Many factors have, of course, contributed to the Syrian disaster and the rise of Islamic State. Still, it’s hard to dispute that the incompetent interference of states like Saudi Arabia and Qatar made the conflict become more extreme. As Vice President Joe Biden noted in an off-the-cuff remark, “Our allies in the region were our biggest problem.... The people who were being supplied were Al Nusra and Al Qaeda.”

The White House made Biden apologize to several Middle Eastern leaders for speaking that truth. Official statements from the White House, in contrast, publicly praised these allies for their help.

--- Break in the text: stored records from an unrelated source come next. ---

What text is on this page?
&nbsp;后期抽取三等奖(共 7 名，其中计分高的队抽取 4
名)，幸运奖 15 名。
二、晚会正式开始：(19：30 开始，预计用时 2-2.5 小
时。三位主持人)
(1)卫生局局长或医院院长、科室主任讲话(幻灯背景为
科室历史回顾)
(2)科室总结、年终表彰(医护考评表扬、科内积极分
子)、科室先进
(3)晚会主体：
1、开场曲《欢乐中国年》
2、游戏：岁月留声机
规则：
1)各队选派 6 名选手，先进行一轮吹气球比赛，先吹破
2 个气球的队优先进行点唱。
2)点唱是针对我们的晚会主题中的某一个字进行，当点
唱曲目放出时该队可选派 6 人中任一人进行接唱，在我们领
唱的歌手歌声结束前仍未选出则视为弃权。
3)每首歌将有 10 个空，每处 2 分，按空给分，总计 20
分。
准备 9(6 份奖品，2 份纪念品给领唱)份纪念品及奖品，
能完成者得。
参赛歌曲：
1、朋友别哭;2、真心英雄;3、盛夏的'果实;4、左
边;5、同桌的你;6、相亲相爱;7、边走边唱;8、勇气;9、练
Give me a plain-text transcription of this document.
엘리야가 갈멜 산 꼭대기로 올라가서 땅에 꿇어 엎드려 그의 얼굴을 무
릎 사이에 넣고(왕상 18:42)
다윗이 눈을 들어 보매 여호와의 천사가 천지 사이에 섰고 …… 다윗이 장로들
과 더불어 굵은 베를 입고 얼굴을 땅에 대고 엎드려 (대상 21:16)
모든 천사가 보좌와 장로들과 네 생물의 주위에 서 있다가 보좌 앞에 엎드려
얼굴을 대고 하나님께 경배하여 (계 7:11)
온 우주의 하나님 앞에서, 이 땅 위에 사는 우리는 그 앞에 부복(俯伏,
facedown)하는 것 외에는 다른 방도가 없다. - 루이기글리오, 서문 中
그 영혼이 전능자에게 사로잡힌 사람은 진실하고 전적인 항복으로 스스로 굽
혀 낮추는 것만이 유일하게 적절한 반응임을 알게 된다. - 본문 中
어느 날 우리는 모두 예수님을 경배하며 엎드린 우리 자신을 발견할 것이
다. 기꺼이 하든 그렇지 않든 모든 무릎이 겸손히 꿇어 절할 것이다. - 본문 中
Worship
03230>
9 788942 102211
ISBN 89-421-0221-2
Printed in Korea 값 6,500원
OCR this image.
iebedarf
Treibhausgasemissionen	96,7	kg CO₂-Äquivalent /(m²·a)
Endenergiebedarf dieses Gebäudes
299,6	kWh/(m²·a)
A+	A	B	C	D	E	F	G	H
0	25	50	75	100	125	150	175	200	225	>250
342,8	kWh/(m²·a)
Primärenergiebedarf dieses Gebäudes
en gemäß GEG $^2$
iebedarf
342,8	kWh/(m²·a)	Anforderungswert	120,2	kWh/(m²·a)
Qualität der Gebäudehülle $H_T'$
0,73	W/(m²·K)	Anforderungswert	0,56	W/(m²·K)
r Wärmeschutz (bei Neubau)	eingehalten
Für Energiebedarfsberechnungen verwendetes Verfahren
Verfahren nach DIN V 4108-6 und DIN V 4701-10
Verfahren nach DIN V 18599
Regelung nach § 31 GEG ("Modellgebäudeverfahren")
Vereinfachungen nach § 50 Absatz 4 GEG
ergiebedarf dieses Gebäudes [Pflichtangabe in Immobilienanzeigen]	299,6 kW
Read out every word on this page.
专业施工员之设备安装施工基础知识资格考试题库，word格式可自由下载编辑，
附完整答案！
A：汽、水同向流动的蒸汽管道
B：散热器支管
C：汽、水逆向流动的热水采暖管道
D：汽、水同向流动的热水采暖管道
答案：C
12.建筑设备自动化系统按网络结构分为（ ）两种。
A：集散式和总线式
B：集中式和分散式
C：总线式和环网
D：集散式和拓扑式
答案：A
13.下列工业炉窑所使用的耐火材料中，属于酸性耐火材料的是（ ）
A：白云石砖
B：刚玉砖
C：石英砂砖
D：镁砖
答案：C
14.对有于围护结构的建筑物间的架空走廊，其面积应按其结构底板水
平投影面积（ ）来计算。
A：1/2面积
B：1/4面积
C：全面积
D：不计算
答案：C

Secretary of State John F. Kerry asserted in September that “Arab nations play a critical role in [the] coalition.” Defense Secretary Ashton Carter, asked about Qatari funding for extremists by the House Armed Services Committee just two weeks ago, replied that “not everything our partners do in the region are things that we support or we think are constructive,” but then said, “We can continue to work with them on areas where we disagree.”

His message was clear: The United States will not challenge its Middle Eastern allies, even when they purposefully undermine U.S. interests.

Yet as their many failures and fixations in Syria show, states like Saudi Arabia and Qatar are unreliable and capricious allies. We cannot count on them to consider U.S. interests; indeed, their concerns often run counter to our foreign policy interests. As other regional issues escalate, including the war in Yemen, these are lessons the United States must fully absorb.

Emma Ashford is a visiting fellow at the Cato Institute and author of the new study “Friends Like These: Why Petrostates Make Bad Allies.”